Good Neighbors—Preventing Generator Exhaust Re-entrainment
Two major problems with emergency diesel generators are the possibility of re-entraining their exhaust into the hospital's ventilation system or adjacent buildings and disseminating unpleasant diesel exhaust odors in the neighborhood. To prevent these problems at the Meridian Health System for Brick Hospital in Brick Township, N.
Two major problems with emergency diesel generators are the possibility of re-entraining their exhaust into the hospital’s ventilation system or adjacent buildings and disseminating unpleasant diesel exhaust odors in the neighborhood. To prevent these problems at the Meridian Health System for Brick Hospital in Brick Township, N.J., Bill Transue, facilities manager for the hospital, sought a practical and cost-effective solution.
Diesel generator exhaust re-entrainment and odor control at hospitals have become sensitive issues over the past few years. Occasionally, employee complaints have culminated in lawsuits for damages claiming illnesses caused by re-entrained exhaust air from rooftop exhaust fans. Until recently, the most common method for handling diesel generator exhaust was through individual centrifugal-type fans with tall, dedicated exhaust stacks on the building’s roof. For the most part this technology did not eliminate re-entrainment or odor problems, because the exhaust stream was subject to constantly variable atmospheric conditions. Depending upon wind speed and direction, noxious diesel exhaust gas—and unpleasant odors—went right back into the hospital or adjacent buildings.
When the hospital’s west wing was completed, says Transue, its emergency diesel generator exhaust was being re-entrained into the fresh air intake ventilation system. In an attempt to correct the problem, new ducting was constructed leading to the roof of the existing south wing. “Even this didn’t solve our problem all the time,” Transue adds, since during some weather conditions the atmosphere could not properly absorb or dissipate the exhaust. As a result, it was also re-entrained into the south wing’s ventilation air intakes. “As a matter of fact, when it was relocated, it actually created more of a problem than if it had been left where it was,” Transue says. “We were living with that problem for about seven years.”
During the past few decades, another, more practical alternative to centrifugal fans has been gaining in popularity: mixed-flow impeller systems that send a vertical jet plume of exhaust well above the roofline. While mainly used for exhausting laboratory workstation fume hoods, these systems are now installed at a number of hospitals around the country for this very purpose. The mixed flow impeller system’s jet plume disburses diesel generator exhaust pollutants—and odors—high enough into the atmosphere to eliminate re-entrainment possibilities, comply with applicable pollution abatement laws and prevent neighborhood odor. These systems work by mixing outside, ambient air with the exhaust gases to effectively dilute the diesel exhaust stream, thus preventing re-entrainment into the building’s intake air ventilation system, doors and windows.

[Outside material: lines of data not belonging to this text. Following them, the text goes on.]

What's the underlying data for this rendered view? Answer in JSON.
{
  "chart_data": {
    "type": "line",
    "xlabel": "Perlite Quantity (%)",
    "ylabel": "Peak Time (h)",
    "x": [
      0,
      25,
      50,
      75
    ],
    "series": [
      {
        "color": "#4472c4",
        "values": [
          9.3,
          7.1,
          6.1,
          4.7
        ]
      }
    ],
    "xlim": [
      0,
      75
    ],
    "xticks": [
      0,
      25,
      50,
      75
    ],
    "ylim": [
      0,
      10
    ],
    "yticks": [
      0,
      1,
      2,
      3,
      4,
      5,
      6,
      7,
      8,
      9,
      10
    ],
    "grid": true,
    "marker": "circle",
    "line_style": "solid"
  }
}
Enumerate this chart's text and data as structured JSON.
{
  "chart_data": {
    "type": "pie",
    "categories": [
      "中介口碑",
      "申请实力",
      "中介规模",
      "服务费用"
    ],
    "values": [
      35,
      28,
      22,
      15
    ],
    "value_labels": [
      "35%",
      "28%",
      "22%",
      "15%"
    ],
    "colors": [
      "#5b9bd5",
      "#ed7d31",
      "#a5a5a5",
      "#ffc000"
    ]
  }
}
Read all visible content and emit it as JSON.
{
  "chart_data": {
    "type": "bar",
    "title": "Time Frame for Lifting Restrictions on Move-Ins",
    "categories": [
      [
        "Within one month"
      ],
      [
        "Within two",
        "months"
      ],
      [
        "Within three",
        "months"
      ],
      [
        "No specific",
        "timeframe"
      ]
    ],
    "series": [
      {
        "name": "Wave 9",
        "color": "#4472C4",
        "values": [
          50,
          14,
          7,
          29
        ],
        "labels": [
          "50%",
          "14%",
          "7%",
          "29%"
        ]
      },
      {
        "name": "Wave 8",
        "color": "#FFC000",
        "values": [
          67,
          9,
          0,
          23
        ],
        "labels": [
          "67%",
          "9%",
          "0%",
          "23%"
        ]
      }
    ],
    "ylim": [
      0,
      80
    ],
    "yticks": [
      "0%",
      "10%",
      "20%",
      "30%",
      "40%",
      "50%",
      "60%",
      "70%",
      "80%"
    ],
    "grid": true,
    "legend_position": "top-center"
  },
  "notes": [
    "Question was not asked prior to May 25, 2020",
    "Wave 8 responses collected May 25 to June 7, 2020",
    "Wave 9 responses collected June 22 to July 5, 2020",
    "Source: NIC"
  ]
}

There are two diesel-powered generators at Brick Hospital, one of which is rated at 900 kW and the other, at 635kW for the south wing. Transue contacted Steven J. DiFlora, P.E., at Kallen & Lemelson, New York. DiFlora and his associates recommended that mixed flow impeller fans replace the existing centrifugal fans on the roof to serve the two generators. The new fans are rated at 20 hp and 15 hp respectively, with the 20-hp fan operating at about 7,600 cfm and with flue gases at 840°F, which mixed with the ambient air at a 560% dilution ratio, effectively provides about 43,000 cfm total at 186° F. Even with a 10-mph crosswind, the exhaust stream is projected at a nozzle velocity of over 46,000 fpm rising to a height of approximately 65 ft. above the roofline, thus providing effective dissipation and preventing possibilities for re-entrainment.
In configuring this system, Kallen & Lemelson terminated the existing flue pipes on the roofs of the south and west wings, intercepting them and forming new transition sections to connect to the fans’ intake plenums. A minimal amount of reinforcing steel was added to the building’s roof framing structure. Each fan was bolted to its curb, and each curb was bolted through the roof to the supplementary support steel. Because the fans are precisely balanced and use direct drive motors, there was no need for additional vibration isolation. “The fans operated smoothly with no sensation of vibration below in the occupied spaces,” says Transue. “And from an aesthetic standpoint, these fans are barely noticeable from the surrounding area. Thanks to their capabilities, there was no need for any tall flues or stacks.”